Another objective of computer security is to detect threats, especially in cases where attacks are unpreventable. Also, detection can be used to determine the effectiveness of prevention measures. Detection mechanism function by acknowledging the possibility of occurrence of attacks and discover that an attack is in progress or has occurred, and report it. The attack is monitored by evaluating the provided data on its nature, severity, and outcomes. However, detection mechanisms monitor various system’s aspects, exploring actions and information that can indicate an attack.

An example would be when a password is incorrectly entered more than thrice, and the mechanism only gives a warning. Afterward, the login may proceed upon a correct password, but on the system, log reports will be an error message indicating the unusually high number of insertion of incorrect passwords. However, the detection mechanism is a disadvantage since it does not prevent the compromise of the systems. Hence, there is a need for continuous and periodic monitoring of the detection mechanism for security problems (Bishop 10).
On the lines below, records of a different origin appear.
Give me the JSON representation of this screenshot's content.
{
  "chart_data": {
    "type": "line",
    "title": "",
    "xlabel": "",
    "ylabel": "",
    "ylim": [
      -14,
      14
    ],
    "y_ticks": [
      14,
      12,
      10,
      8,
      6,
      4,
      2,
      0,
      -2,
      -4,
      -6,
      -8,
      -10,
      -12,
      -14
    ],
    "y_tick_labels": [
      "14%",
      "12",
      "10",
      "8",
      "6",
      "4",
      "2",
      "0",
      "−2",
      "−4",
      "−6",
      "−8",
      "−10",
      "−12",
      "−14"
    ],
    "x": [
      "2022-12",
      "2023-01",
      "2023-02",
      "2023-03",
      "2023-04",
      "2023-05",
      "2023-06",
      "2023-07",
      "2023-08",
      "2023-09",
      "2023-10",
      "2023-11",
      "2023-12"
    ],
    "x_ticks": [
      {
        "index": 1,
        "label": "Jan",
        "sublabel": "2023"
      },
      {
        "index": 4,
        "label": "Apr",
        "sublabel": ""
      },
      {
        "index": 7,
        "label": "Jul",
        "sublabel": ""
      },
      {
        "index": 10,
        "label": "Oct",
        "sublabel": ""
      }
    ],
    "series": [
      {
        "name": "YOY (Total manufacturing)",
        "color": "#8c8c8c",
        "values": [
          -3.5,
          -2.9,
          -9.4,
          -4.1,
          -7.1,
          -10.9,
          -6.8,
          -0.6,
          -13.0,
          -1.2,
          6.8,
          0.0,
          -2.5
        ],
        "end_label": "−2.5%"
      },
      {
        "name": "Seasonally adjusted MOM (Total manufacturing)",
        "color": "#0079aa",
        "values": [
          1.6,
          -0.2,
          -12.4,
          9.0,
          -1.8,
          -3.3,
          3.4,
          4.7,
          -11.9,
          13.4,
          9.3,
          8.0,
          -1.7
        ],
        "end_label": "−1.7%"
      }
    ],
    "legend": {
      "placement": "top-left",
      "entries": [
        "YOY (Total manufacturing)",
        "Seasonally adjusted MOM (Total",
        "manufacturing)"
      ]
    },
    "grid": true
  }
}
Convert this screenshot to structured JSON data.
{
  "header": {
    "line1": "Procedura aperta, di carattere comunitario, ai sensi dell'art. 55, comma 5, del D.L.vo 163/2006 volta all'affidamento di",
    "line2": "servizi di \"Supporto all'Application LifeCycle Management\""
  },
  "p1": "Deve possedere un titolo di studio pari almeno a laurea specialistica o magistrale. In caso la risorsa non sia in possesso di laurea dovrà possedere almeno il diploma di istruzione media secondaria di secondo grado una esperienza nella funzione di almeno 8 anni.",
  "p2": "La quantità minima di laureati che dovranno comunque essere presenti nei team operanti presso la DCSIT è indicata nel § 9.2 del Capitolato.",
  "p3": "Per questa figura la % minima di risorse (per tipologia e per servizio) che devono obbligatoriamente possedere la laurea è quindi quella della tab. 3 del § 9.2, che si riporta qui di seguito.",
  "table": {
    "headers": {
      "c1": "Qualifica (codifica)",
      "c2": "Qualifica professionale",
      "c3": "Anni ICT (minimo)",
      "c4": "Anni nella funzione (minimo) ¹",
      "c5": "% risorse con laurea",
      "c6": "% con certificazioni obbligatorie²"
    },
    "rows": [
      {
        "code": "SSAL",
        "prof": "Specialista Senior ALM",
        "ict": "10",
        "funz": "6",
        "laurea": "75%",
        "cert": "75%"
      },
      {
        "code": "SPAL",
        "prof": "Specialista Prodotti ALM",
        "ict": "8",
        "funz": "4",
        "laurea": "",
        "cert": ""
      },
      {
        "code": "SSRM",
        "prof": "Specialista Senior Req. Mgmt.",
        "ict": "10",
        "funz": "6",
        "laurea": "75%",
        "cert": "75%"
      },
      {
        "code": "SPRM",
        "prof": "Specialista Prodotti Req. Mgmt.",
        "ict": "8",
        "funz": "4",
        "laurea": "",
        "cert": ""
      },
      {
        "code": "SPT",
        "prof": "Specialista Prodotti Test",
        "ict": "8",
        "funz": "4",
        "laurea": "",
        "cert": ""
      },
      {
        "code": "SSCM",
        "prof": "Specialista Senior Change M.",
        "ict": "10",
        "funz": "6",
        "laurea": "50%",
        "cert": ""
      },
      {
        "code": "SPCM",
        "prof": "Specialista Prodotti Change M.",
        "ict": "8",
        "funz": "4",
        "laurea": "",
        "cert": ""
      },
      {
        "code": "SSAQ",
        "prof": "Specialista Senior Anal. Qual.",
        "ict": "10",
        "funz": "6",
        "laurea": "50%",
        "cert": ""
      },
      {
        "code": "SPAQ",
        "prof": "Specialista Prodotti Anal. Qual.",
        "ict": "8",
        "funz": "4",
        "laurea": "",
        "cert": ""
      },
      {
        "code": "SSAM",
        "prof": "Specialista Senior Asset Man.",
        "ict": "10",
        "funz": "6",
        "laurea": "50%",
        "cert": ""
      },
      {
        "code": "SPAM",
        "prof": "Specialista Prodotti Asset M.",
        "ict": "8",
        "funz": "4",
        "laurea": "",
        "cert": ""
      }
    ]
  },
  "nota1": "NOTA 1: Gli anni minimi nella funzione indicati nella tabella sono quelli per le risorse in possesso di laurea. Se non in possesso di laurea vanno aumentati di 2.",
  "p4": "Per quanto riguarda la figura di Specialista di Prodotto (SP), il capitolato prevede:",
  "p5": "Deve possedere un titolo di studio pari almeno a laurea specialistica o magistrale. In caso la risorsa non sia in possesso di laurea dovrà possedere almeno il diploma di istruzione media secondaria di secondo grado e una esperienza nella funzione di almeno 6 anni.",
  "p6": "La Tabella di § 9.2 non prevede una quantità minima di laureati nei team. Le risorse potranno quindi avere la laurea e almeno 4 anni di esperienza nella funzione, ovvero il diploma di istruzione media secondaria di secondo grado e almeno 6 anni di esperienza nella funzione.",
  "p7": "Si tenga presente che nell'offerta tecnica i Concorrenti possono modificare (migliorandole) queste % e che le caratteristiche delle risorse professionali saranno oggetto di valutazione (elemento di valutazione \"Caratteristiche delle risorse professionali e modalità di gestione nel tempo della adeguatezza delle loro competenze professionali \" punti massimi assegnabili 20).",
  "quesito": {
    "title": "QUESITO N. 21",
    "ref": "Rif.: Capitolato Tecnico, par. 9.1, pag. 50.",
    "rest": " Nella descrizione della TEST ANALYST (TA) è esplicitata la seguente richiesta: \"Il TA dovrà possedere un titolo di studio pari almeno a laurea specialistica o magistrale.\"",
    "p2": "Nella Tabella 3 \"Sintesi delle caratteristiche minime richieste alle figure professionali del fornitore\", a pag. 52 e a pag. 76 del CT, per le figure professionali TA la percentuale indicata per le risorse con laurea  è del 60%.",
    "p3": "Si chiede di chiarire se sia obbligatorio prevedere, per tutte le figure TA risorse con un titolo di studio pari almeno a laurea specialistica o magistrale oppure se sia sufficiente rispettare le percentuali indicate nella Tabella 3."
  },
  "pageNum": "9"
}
Lastly is a recovery that bears two forms; the stoppage of attacks and assessments and repairs of any damage caused. The recovery process is very complicated since every attack is unique. Therefore, it is challenging to characterize the type and extent of any damage entirely. The recovery entails the identification and fixing of vulnerabilities exploited by the attacker to gain access to the system (Bishop 10).

Types of Security Attacks

1. Denial of Service Attacks

Denial of service attacks is commonly used to make some resources unavailable in a network. In response, hackers use overload to support unlawful applications for service. The response cannot process the numerous requests and, therefore, slows down or crashes or both.

2. Brute Force Attacks

Often in cases where passwords are required, a hacker may try and guess the logins into the system. Such a trial and error attack is what is commonly referred to as Brute force attacks. The type of attack uses automated software that tries to predict several password combinations before getting the correct one.

3. Browser Attacks

Browser attacks are popular with internet users, encouraging them to download malware unenthusiastically. These attacks often use fake software or application update, and in other cases, websites are forced to download malware. To avoid such attacks, internet users ought to frequently update their browsers.

1. Shellshock Attacks
2. SSL Attack
3. Backdoor Attacks
4. Botnet Attacks

Conclusion

In a nutshell, computer security is essential in daily activities for almost all individuals, companies, and businesses. Computer security is critical in protecting information from malicious activities of hackers and spies. The concepts of computer security are focused on the CIA triad, which stands for confidentiality, Integrity, and Availability.